EgyptAir officials are in Washington to provide Arabic translation.
Hall said a Cockpit Voice Recorder Group, directed by the NTSB and including representatives from Egypt, the Federal Aviation Administration, Boeing Aircraft and Pratt & Whitney Engines, would meet today to begin a thorough review of the recorder.
After a two-week search, the recorder was found Saturday night by a remote-operated robot, and yesterday it was delivered to NTSB headquarters in Washington.

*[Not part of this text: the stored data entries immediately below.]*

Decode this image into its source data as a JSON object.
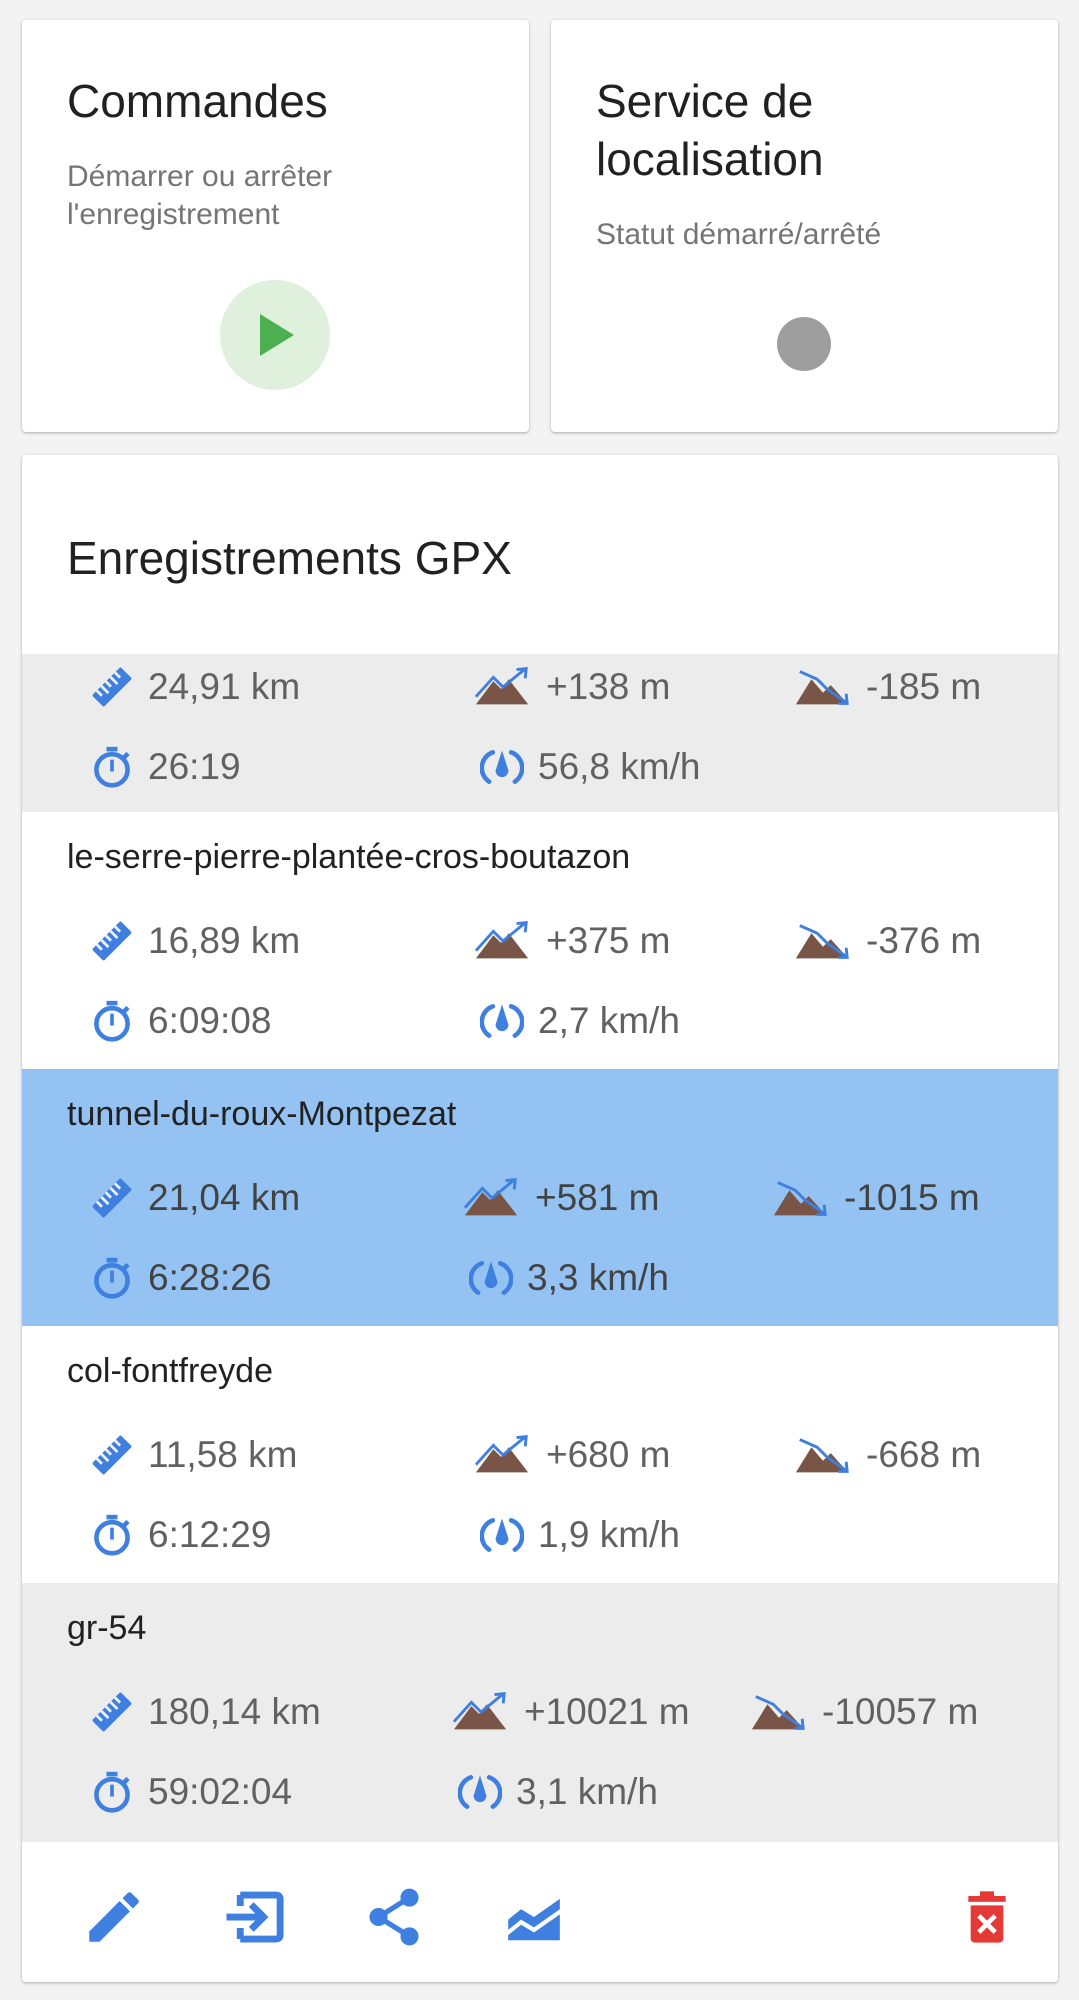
{
  "commands": {
    "title": "Commandes",
    "subtitle_line1": "Démarrer ou arrêter",
    "subtitle_line2": "l'enregistrement",
    "button_icon": "play-icon"
  },
  "location_service": {
    "title_line1": "Service de",
    "title_line2": "localisation",
    "subtitle": "Statut démarré/arrêté",
    "status_icon": "status-dot-icon",
    "status_color": "#9e9e9e"
  },
  "gpx": {
    "title": "Enregistrements GPX",
    "tracks": [
      {
        "name": "",
        "distance": "24,91 km",
        "ascent": "+138 m",
        "descent": "-185 m",
        "duration": "26:19",
        "speed": "56,8 km/h",
        "state": "gray"
      },
      {
        "name": "le-serre-pierre-plantée-cros-boutazon",
        "distance": "16,89 km",
        "ascent": "+375 m",
        "descent": "-376 m",
        "duration": "6:09:08",
        "speed": "2,7 km/h",
        "state": "white"
      },
      {
        "name": "tunnel-du-roux-Montpezat",
        "distance": "21,04 km",
        "ascent": "+581 m",
        "descent": "-1015 m",
        "duration": "6:28:26",
        "speed": "3,3 km/h",
        "state": "selected"
      },
      {
        "name": "col-fontfreyde",
        "distance": "11,58 km",
        "ascent": "+680 m",
        "descent": "-668 m",
        "duration": "6:12:29",
        "speed": "1,9 km/h",
        "state": "white"
      },
      {
        "name": "gr-54",
        "distance": "180,14 km",
        "ascent": "+10021 m",
        "descent": "-10057 m",
        "duration": "59:02:04",
        "speed": "3,1 km/h",
        "state": "gray"
      }
    ],
    "toolbar": [
      "pencil-icon",
      "import-icon",
      "share-icon",
      "chart-icon",
      "delete-icon"
    ]
  },
  "colors": {
    "accent_blue": "#3e7fe0",
    "selected_row": "#94c3f3",
    "gray_row": "#ececec",
    "mountain_brown": "#795548",
    "play_green": "#4caf50",
    "delete_red": "#e53935"
  }
}
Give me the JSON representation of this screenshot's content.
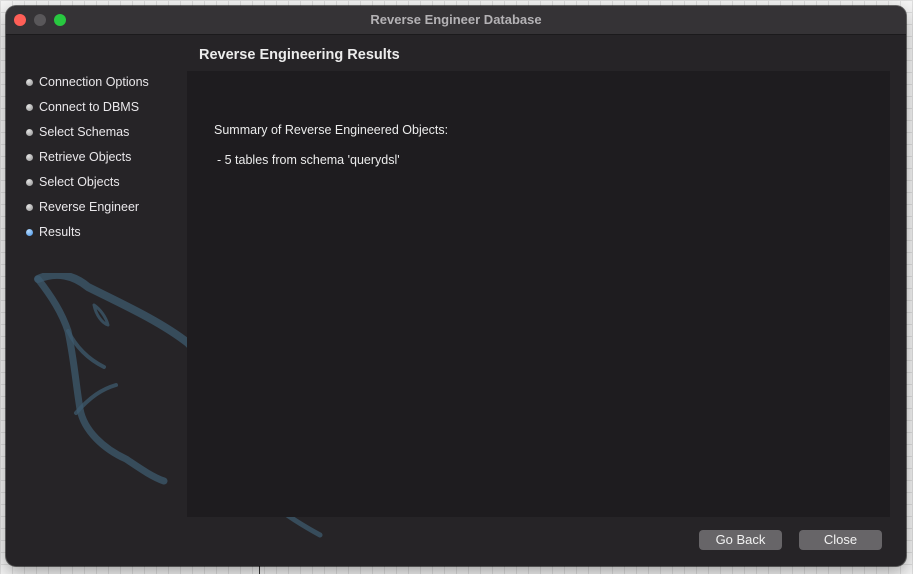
{
  "window": {
    "title": "Reverse Engineer Database"
  },
  "sidebar": {
    "steps": [
      {
        "label": "Connection Options",
        "state": "done"
      },
      {
        "label": "Connect to DBMS",
        "state": "done"
      },
      {
        "label": "Select Schemas",
        "state": "done"
      },
      {
        "label": "Retrieve Objects",
        "state": "done"
      },
      {
        "label": "Select Objects",
        "state": "done"
      },
      {
        "label": "Reverse Engineer",
        "state": "done"
      },
      {
        "label": "Results",
        "state": "current"
      }
    ],
    "watermark_icon": "mysql-dolphin-icon"
  },
  "main": {
    "title": "Reverse Engineering Results",
    "summary_heading": "Summary of Reverse Engineered Objects:",
    "summary_items": [
      " - 5 tables from schema 'querydsl'"
    ]
  },
  "buttons": {
    "back_label": "Go Back",
    "close_label": "Close"
  },
  "colors": {
    "window_background": "#262427",
    "content_background": "#1e1c1f",
    "current_step_bullet": "#3f8fe3",
    "button_background": "#676568",
    "traffic_close": "#ff5f57",
    "traffic_zoom": "#28c840"
  }
}
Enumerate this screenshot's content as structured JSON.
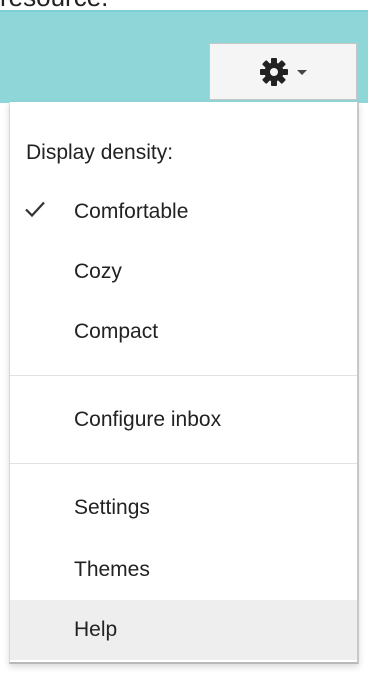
{
  "background_partial_text": "resource.",
  "header": {
    "settings_button": {
      "icon": "gear-icon",
      "dropdown_icon": "caret-down-icon"
    }
  },
  "menu": {
    "heading": "Display density:",
    "density_options": [
      {
        "label": "Comfortable",
        "checked": true
      },
      {
        "label": "Cozy",
        "checked": false
      },
      {
        "label": "Compact",
        "checked": false
      }
    ],
    "configure_inbox": "Configure inbox",
    "settings": "Settings",
    "themes": "Themes",
    "help": "Help",
    "hovered_item": "Help"
  },
  "colors": {
    "header_band": "#8fd6d8",
    "hover_row": "#eeeeee",
    "text": "#222222"
  }
}
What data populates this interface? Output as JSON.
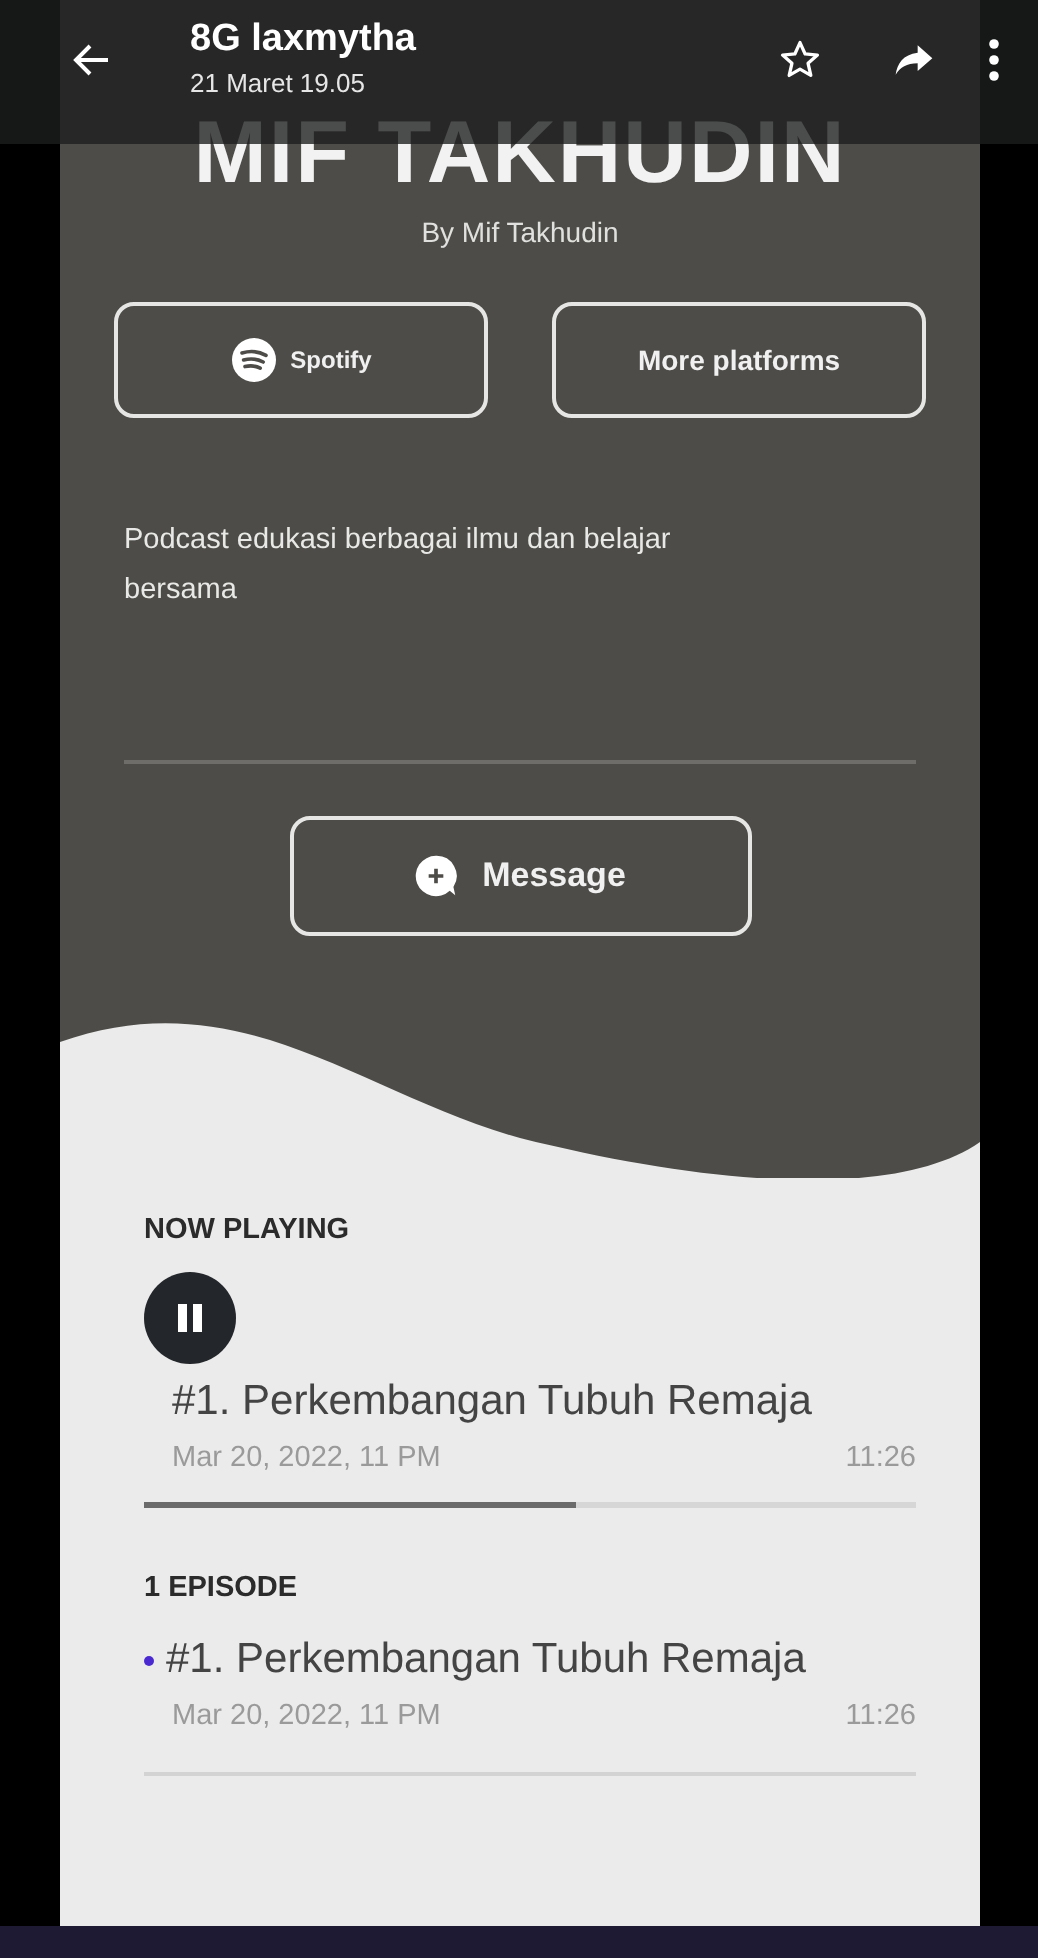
{
  "top_bar": {
    "title": "8G laxmytha",
    "subtitle": "21 Maret 19.05"
  },
  "podcast": {
    "title": "MIF TAKHUDIN",
    "author": "By Mif Takhudin",
    "platform_buttons": [
      {
        "label": "Spotify",
        "kind": "spotify"
      },
      {
        "label": "More platforms",
        "kind": "plain"
      }
    ],
    "description": "Podcast edukasi berbagai ilmu dan belajar bersama",
    "message_button": "Message"
  },
  "now_playing": {
    "heading": "NOW PLAYING",
    "playing": true,
    "title": "#1. Perkembangan Tubuh Remaja",
    "date": "Mar 20, 2022, 11 PM",
    "duration": "11:26",
    "level": 0.56
  },
  "episodes": {
    "heading": "1 EPISODE",
    "items": [
      {
        "title": "#1. Perkembangan Tubuh Remaja",
        "date": "Mar 20, 2022, 11 PM",
        "duration": "11:26",
        "unplayed": true
      }
    ]
  }
}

Preliminary data from the plane's flight data recorder showed that the Boeing 767's autopilot was switched off and the plane was put into a dive so steep and fast that passengers would briefly have felt weightless. And both engines were shut off before the aircraft climbed briefly out of its dive and then turned and dropped into the ocean.
Barry Schiff, a former TWA 767 pilot from Los Angeles and currently an aviation accident investigator, has said the data show that some human factor was responsible rather than some system failure.
The cockpit voice recorder was found amid the plane's debris by Deep Drone, a remote-controlled robot.
The head of the FBI's Boston office, Barry Mawn, said more than 250 FBI agents had conducted several hundred interviews related to the crash, but that there was no evidence yet that a crime had been committed.
Analysts were particularly anxious to glean from the tape whether there was a cockpit intruder or a struggle between the pilot and co-pilot.
Investigators say the speed of descent from 33,000 feet to 16,000 feet would have created weightlessness in the jet for about 30 seconds, so that anyone not buckled into their seats would have been crashing about the cabin.
Passengers would have been weightless
The jet plummeted so swiftly it came close to breaking the speed of sound. It had only been in the air 40 minutes and the pilots did not alert air traffic controllers to any distress.
After the plane began plunging, the left and right elevators split, with one going up and one going down.
These plates at the rear of the horizontal stabilizer normally operate in tandem, making the plane either climb or descend. They are designed to split from each other if the two pilots' control columns are pushed in opposite directions with at least 23 kilograms of force.
The plane was designed that way to enable the pilots to control at least one of the two elevators if control cables jammed on either pilot's control column. However, investigators were forced to consider the possibility that there was a fight in the cockpit and the two pilots - or others - were pulling in opposite directions.
The plane quickly began pulling out of its dive. The plane climbed from 16,000 feet to 24,000 feet, according to radar data, then apparently stalled and fell into the ocean. Investigators have been poring over psychological and medical records of the pilot and co-pilot. As well, passengers - including dozens of Egyptian military officers - and crew are under investigation, to determine if they may have been targets of a terrorist attack or if any may have had a motive.
Saturday, EgyptAir chairman Mohammed Fahim Rayan said pilot Ahmed Habashy and co-pilot Adel Anwar had undergone routine physical and psychological checkups in the past five months and had been deemed fit.